I spoke to McMahon last week, our conversation has been edited for length and clarity.

Maeve Higgins: Can you speak about how your own personal story reverberates with all of these bigger forces you’ve learned about through the years?

Carmel McMahon: Around 2012, I had a kind of breakdown in New York and I started analysis at the Jung Center. That process brought up all this stuff that I hadn’t looked at in my life, like my sister’s death, my brother’s death, all of these things that I had numbed with alcohol use. So when I started writing, I had no idea what it was about or where it was going, but I knew it was something. I knew something was pressing itself out of me. I could see that there were so many connections between things. So, I was just trying to put a puzzle together, if you like, to figure out how all these things were connected.

MH: Family is one of these structures that shape us all, and you write about your family. Have they read the book, and if so, how did they react?.

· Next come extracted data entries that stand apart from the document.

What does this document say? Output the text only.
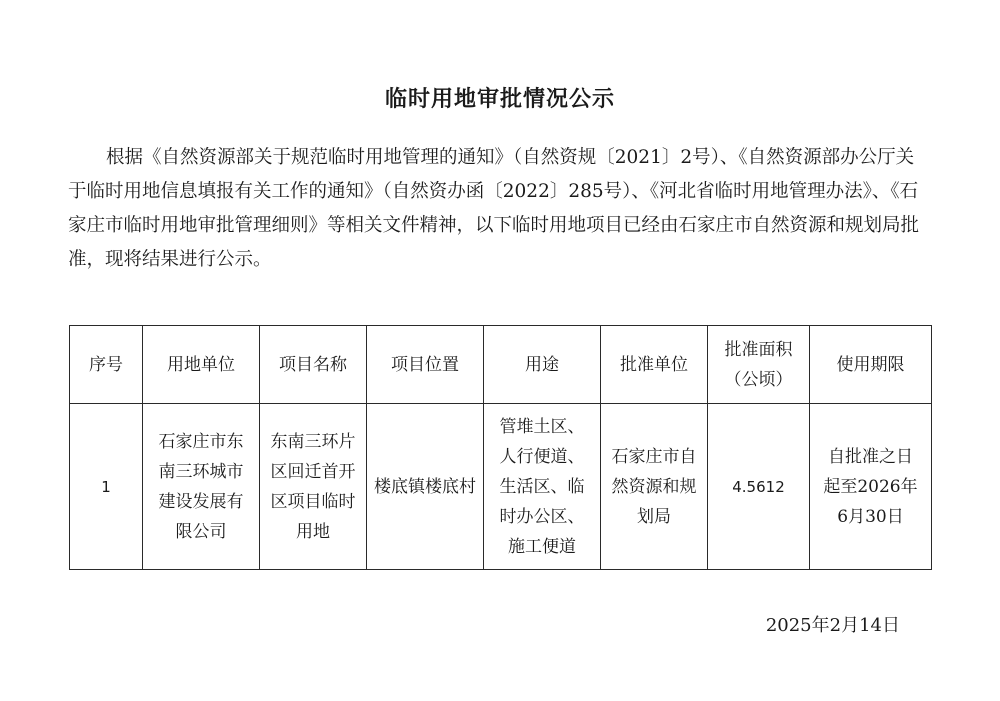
临时用地审批情况公示
根据《自然资源部关于规范临时用地管理的通知》（自然资规〔2021〕2号）、《自然资源部办公厅关
于临时用地信息填报有关工作的通知》（自然资办函〔2022〕285号）、《河北省临时用地管理办法》、《石
家庄市临时用地审批管理细则》等相关文件精神，以下临时用地项目已经由石家庄市自然资源和规划局批
准，现将结果进行公示。
序号	用地单位	项目名称	项目位置	用途	批准单位	批准面积（公顷）	使用期限
1	石家庄市东南三环城市建设发展有限公司	东南三环片区回迁首开区项目临时用地	楼底镇楼底村	管堆土区、人行便道、生活区、临时办公区、施工便道	石家庄市自然资源和规划局	4.5612	自批准之日起至2026年6月30日
2025年2月14日
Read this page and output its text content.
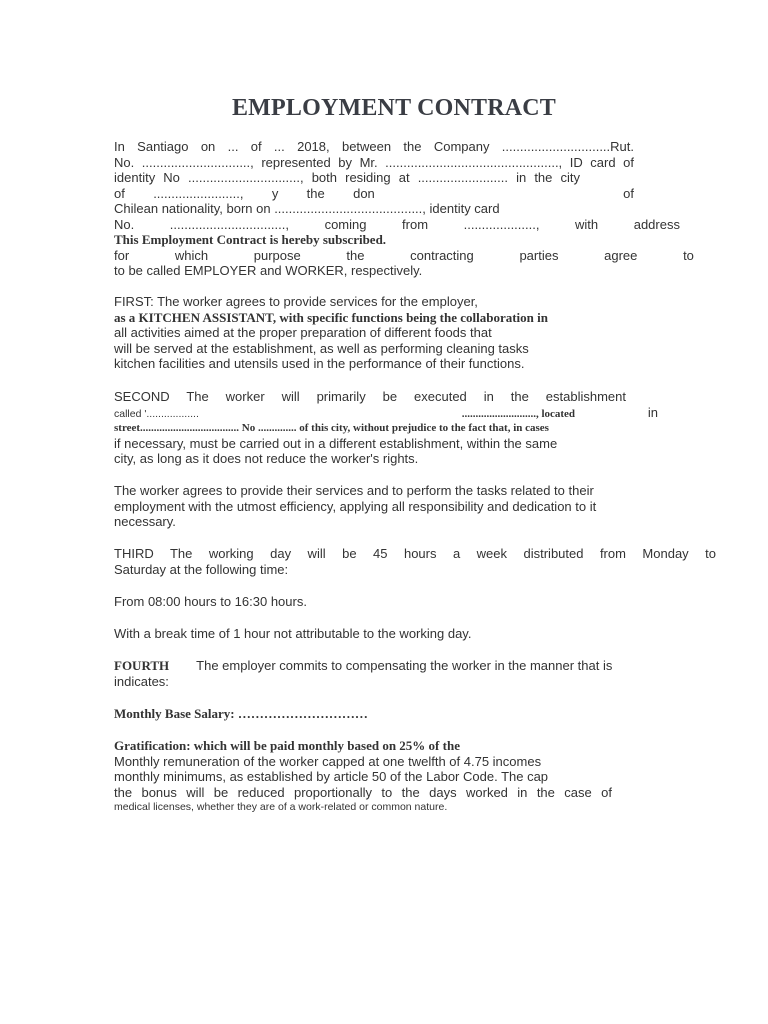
EMPLOYMENT CONTRACT
In Santiago on ... of ... 2018, between the Company ..............................Rut.
No. .............................., represented by Mr. ................................................, ID card of
identity No ..............................., both residing at ......................... in the city
of ........................, y the don	of
Chilean nationality, born on ........................................., identity card
No.	................................,	coming	from	....................,	with	address
This Employment Contract is hereby subscribed.
for	which	purpose	the	contracting	parties	agree	to
to be called EMPLOYER and WORKER, respectively.
FIRST: The worker agrees to provide services for the employer,
as a KITCHEN ASSISTANT, with specific functions being the collaboration in
all activities aimed at the proper preparation of different foods that
will be served at the establishment, as well as performing cleaning tasks
kitchen facilities and utensils used in the performance of their functions.
SECOND The worker will primarily be executed in the establishment
called '..................	..........................., located	in
street.................................... No .............. of this city, without prejudice to the fact that, in cases
if necessary, must be carried out in a different establishment, within the same
city, as long as it does not reduce the worker's rights.
The worker agrees to provide their services and to perform the tasks related to their
employment with the utmost efficiency, applying all responsibility and dedication to it
necessary.
THIRD The working day will be 45 hours a week distributed from Monday to
Saturday at the following time:
From 08:00 hours to 16:30 hours.
With a break time of 1 hour not attributable to the working day.
FOURTH The employer commits to compensating the worker in the manner that is
indicates:
Monthly Base Salary: …………………………
Gratification: which will be paid monthly based on 25% of the
Monthly remuneration of the worker capped at one twelfth of 4.75 incomes
monthly minimums, as established by article 50 of the Labor Code. The cap
the bonus will be reduced proportionally to the days worked in the case of
medical licenses, whether they are of a work-related or common nature.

CMcM (laughing) Some have, my older brother said ‘I don’t care what you say. I’ve never read a book in my life. I’m not going to start now.’ But my other brother and sister loved it. My nieces and nephews read it and they said it helped them to understand something more about the family, and that was wonderful. But my mom didn’t read it, she’s not able to and I don’t blame her. My dad did and I changed one thing he spotted that wasn’t accurate. I was so afraid to show it to them, it was one of the big steps in the process, but they were very supportive.

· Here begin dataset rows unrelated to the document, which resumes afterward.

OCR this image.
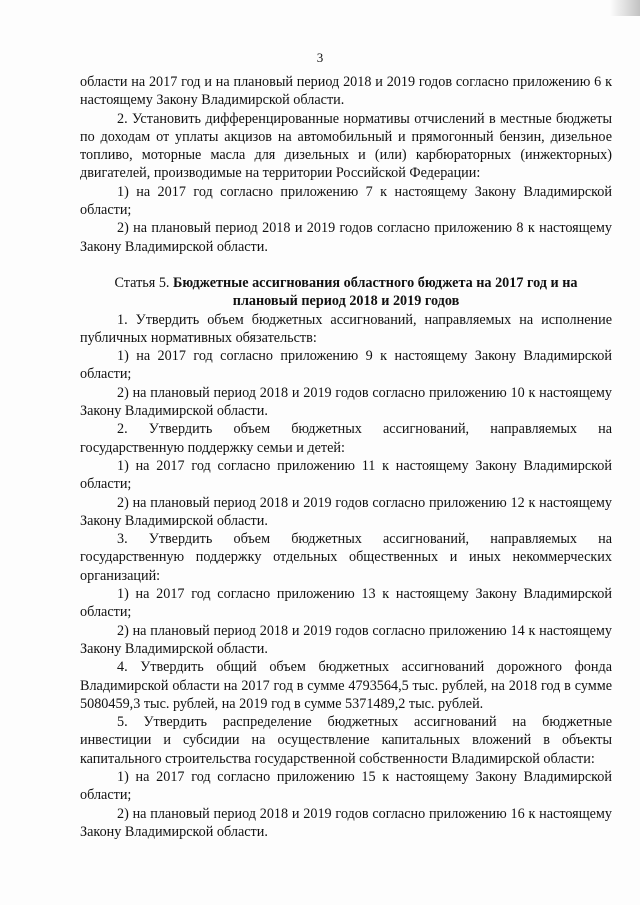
3

области на 2017 год и на плановый период 2018 и 2019 годов согласно приложению 6 к настоящему Закону Владимирской области.

2. Установить дифференцированные нормативы отчислений в местные бюджеты по доходам от уплаты акцизов на автомобильный и прямогонный бензин, дизельное топливо, моторные масла для дизельных и (или) карбюраторных (инжекторных) двигателей, производимые на территории Российской Федерации:

1) на 2017 год согласно приложению 7 к настоящему Закону Владимирской области;

2) на плановый период 2018 и 2019 годов согласно приложению 8 к настоящему Закону Владимирской области.

Статья 5. Бюджетные ассигнования областного бюджета на 2017 год и на плановый период 2018 и 2019 годов

1. Утвердить объем бюджетных ассигнований, направляемых на исполнение публичных нормативных обязательств:

1) на 2017 год согласно приложению 9 к настоящему Закону Владимирской области;

2) на плановый период 2018 и 2019 годов согласно приложению 10 к настоящему Закону Владимирской области.

2. Утвердить объем бюджетных ассигнований, направляемых на государственную поддержку семьи и детей:

1) на 2017 год согласно приложению 11 к настоящему Закону Владимирской области;

2) на плановый период 2018 и 2019 годов согласно приложению 12 к настоящему Закону Владимирской области.

3. Утвердить объем бюджетных ассигнований, направляемых на государственную поддержку отдельных общественных и иных некоммерческих организаций:

1) на 2017 год согласно приложению 13 к настоящему Закону Владимирской области;

2) на плановый период 2018 и 2019 годов согласно приложению 14 к настоящему Закону Владимирской области.

4. Утвердить общий объем бюджетных ассигнований дорожного фонда Владимирской области на 2017 год в сумме 4793564,5 тыс. рублей, на 2018 год в сумме 5080459,3 тыс. рублей, на 2019 год в сумме 5371489,2 тыс. рублей.

5. Утвердить распределение бюджетных ассигнований на бюджетные инвестиции и субсидии на осуществление капитальных вложений в объекты капитального строительства государственной собственности Владимирской области:

1) на 2017 год согласно приложению 15 к настоящему Закону Владимирской области;

2) на плановый период 2018 и 2019 годов согласно приложению 16 к настоящему Закону Владимирской области.
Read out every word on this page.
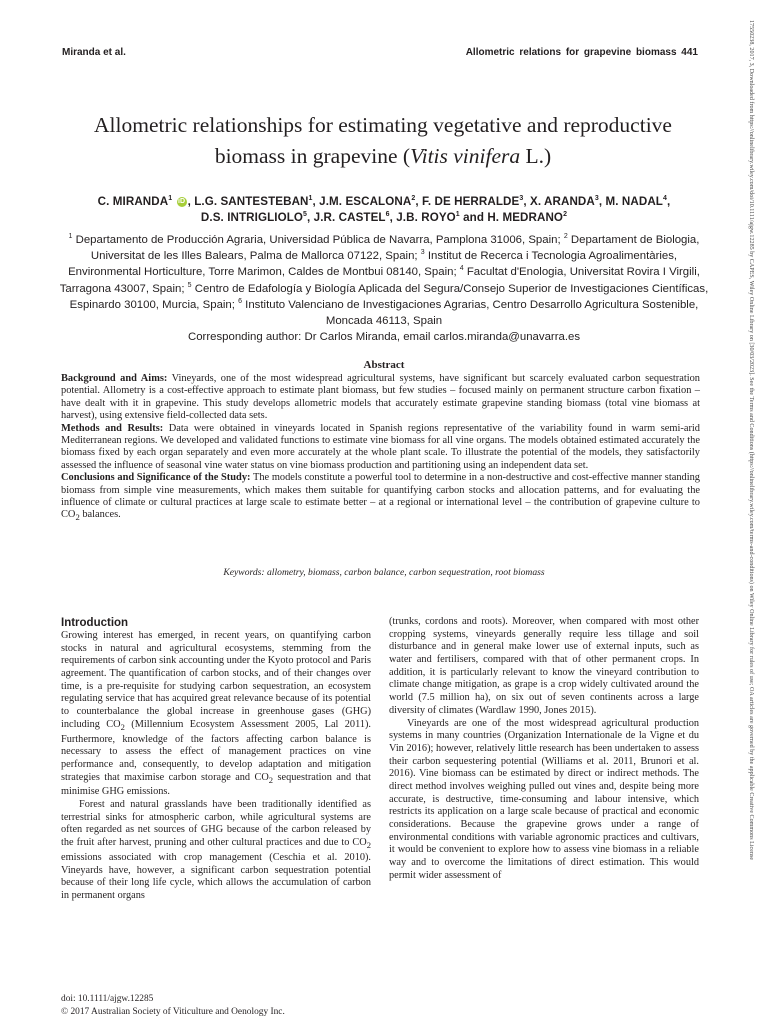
Miranda et al.	Allometric relations for grapevine biomass 441
Allometric relationships for estimating vegetative and reproductive
biomass in grapevine (Vitis vinifera L.)
C. MIRANDA$^1$ iD , L.G. SANTESTEBAN$^1$, J.M. ESCALONA$^2$, F. DE HERRALDE$^3$, X. ARANDA$^3$, M. NADAL$^4$,
D.S. INTRIGLIOLO$^5$, J.R. CASTEL$^6$, J.B. ROYO$^1$ and H. MEDRANO$^2$
$^1$ Departamento de Producción Agraria, Universidad Pública de Navarra, Pamplona 31006, Spain; $^2$ Departament de Biologia, Universitat de les Illes Balears, Palma de Mallorca 07122, Spain; $^3$ Institut de Recerca i Tecnologia Agroalimentàries, Environmental Horticulture, Torre Marimon, Caldes de Montbui 08140, Spain; $^4$ Facultat d'Enologia, Universitat Rovira I Virgili, Tarragona 43007, Spain; $^5$ Centro de Edafología y Biología Aplicada del Segura/Consejo Superior de Investigaciones Científicas, Espinardo 30100, Murcia, Spain; $^6$ Instituto Valenciano de Investigaciones Agrarias, Centro Desarrollo Agricultura Sostenible, Moncada 46113, Spain
Corresponding author: Dr Carlos Miranda, email carlos.miranda@unavarra.es
Abstract

Background and Aims: Vineyards, one of the most widespread agricultural systems, have significant but scarcely evaluated carbon sequestration potential. Allometry is a cost-effective approach to estimate plant biomass, but few studies – focused mainly on permanent structure carbon fixation – have dealt with it in grapevine. This study develops allometric models that accurately estimate grapevine standing biomass (total vine biomass at harvest), using extensive field-collected data sets.

Methods and Results: Data were obtained in vineyards located in Spanish regions representative of the variability found in warm semi-arid Mediterranean regions. We developed and validated functions to estimate vine biomass for all vine organs. The models obtained estimated accurately the biomass fixed by each organ separately and even more accurately at the whole plant scale. To illustrate the potential of the models, they satisfactorily assessed the influence of seasonal vine water status on vine biomass production and partitioning using an independent data set.

Conclusions and Significance of the Study: The models constitute a powerful tool to determine in a non-destructive and cost-effective manner standing biomass from simple vine measurements, which makes them suitable for quantifying carbon stocks and allocation patterns, and for evaluating the influence of climate or cultural practices at large scale to estimate better – at a regional or international level – the contribution of grapevine culture to $CO_2$ balances.

Keywords: allometry, biomass, carbon balance, carbon sequestration, root biomass
Introduction

Growing interest has emerged, in recent years, on quantifying carbon stocks in natural and agricultural ecosystems, stemming from the requirements of carbon sink accounting under the Kyoto protocol and Paris agreement. The quantification of carbon stocks, and of their changes over time, is a pre-requisite for studying carbon sequestration, an ecosystem regulating service that has acquired great relevance because of its potential to counterbalance the global increase in greenhouse gases (GHG) including $CO_2$ (Millennium Ecosystem Assessment 2005, Lal 2011). Furthermore, knowledge of the factors affecting carbon balance is necessary to assess the effect of management practices on vine performance and, consequently, to develop adaptation and mitigation strategies that maximise carbon storage and $CO_2$ sequestration and that minimise GHG emissions.

Forest and natural grasslands have been traditionally identified as terrestrial sinks for atmospheric carbon, while agricultural systems are often regarded as net sources of GHG because of the carbon released by the fruit after harvest, pruning and other cultural practices and due to $CO_2$ emissions associated with crop management (Ceschia et al. 2010). Vineyards have, however, a significant carbon sequestration potential because of their long life cycle, which allows the accumulation of carbon in permanent organs

(trunks, cordons and roots). Moreover, when compared with most other cropping systems, vineyards generally require less tillage and soil disturbance and in general make lower use of external inputs, such as water and fertilisers, compared with that of other permanent crops. In addition, it is particularly relevant to know the vineyard contribution to climate change mitigation, as grape is a crop widely cultivated around the world (7.5 million ha), on six out of seven continents across a large diversity of climates (Wardlaw 1990, Jones 2015).

Vineyards are one of the most widespread agricultural production systems in many countries (Organization Internationale de la Vigne et du Vin 2016); however, relatively little research has been undertaken to assess their carbon sequestering potential (Williams et al. 2011, Brunori et al. 2016). Vine biomass can be estimated by direct or indirect methods. The direct method involves weighing pulled out vines and, despite being more accurate, is destructive, time-consuming and labour intensive, which restricts its application on a large scale because of practical and economic considerations. Because the grapevine grows under a range of environmental conditions with variable agronomic practices and cultivars, it would be convenient to explore how to assess vine biomass in a reliable way and to overcome the limitations of direct estimation. This would permit wider assessment of

doi: 10.1111/ajgw.12285
© 2017 Australian Society of Viticulture and Oenology Inc.
17550238, 2017, 3, Downloaded from https://onlinelibrary.wiley.com/doi/10.1111/ajgw.12285 by CAPES, Wiley Online Library on [30/03/2023]. See the Terms and Conditions (https://onlinelibrary.wiley.com/terms-and-conditions) on Wiley Online Library for rules of use; OA articles are governed by the applicable Creative Commons License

MH: Like many emigrants, you lived with a foot in two worlds for a long time. How did your life in the US form your work?

CMcM: Living in America, you’re exposed to all of these different struggles. I went to school at City College, which is a public university, and often the conversations we had there were around indigenous rights and the fact that the country is built on slavery and genocide.

That is in the fabric of society, and I really studied the history and became more aware of the land I was standing on.

Today, just across the road from where we live in Mayo, there is a little village of abandoned houses. I wonder what happened there? Whatever land you stand on, you think about the people who were there before you, and the kinds of lives they lived in, and the ghosts of that place.

MH: On those connections to the past and the land, it’s interesting that you divide the book into sections according to the Celtic calendar. I was so moved by how you wrote about those connections, and also how you managed to rediscover them. What was that process like?

CMcM: While I was in Jungian analysis, I learned that being cut off from your ancestral past is a kind of wounding.

This is something I always felt but could not access or articulate until writing the book.

We shouldn’t idealise the past or make it something it wasn’t, but there are ideas that can be helpful to us — like the idea of the cycles.

The idea of time moving in cycles rather than in a linear way shows that all things are connected.

Most families experience things like emigration, addiction, mental illness, grief, and loss. And the book is about all these things, but it is primarily about reconnection to the self, to other beings, to nature, to those who came before us and those who will come after.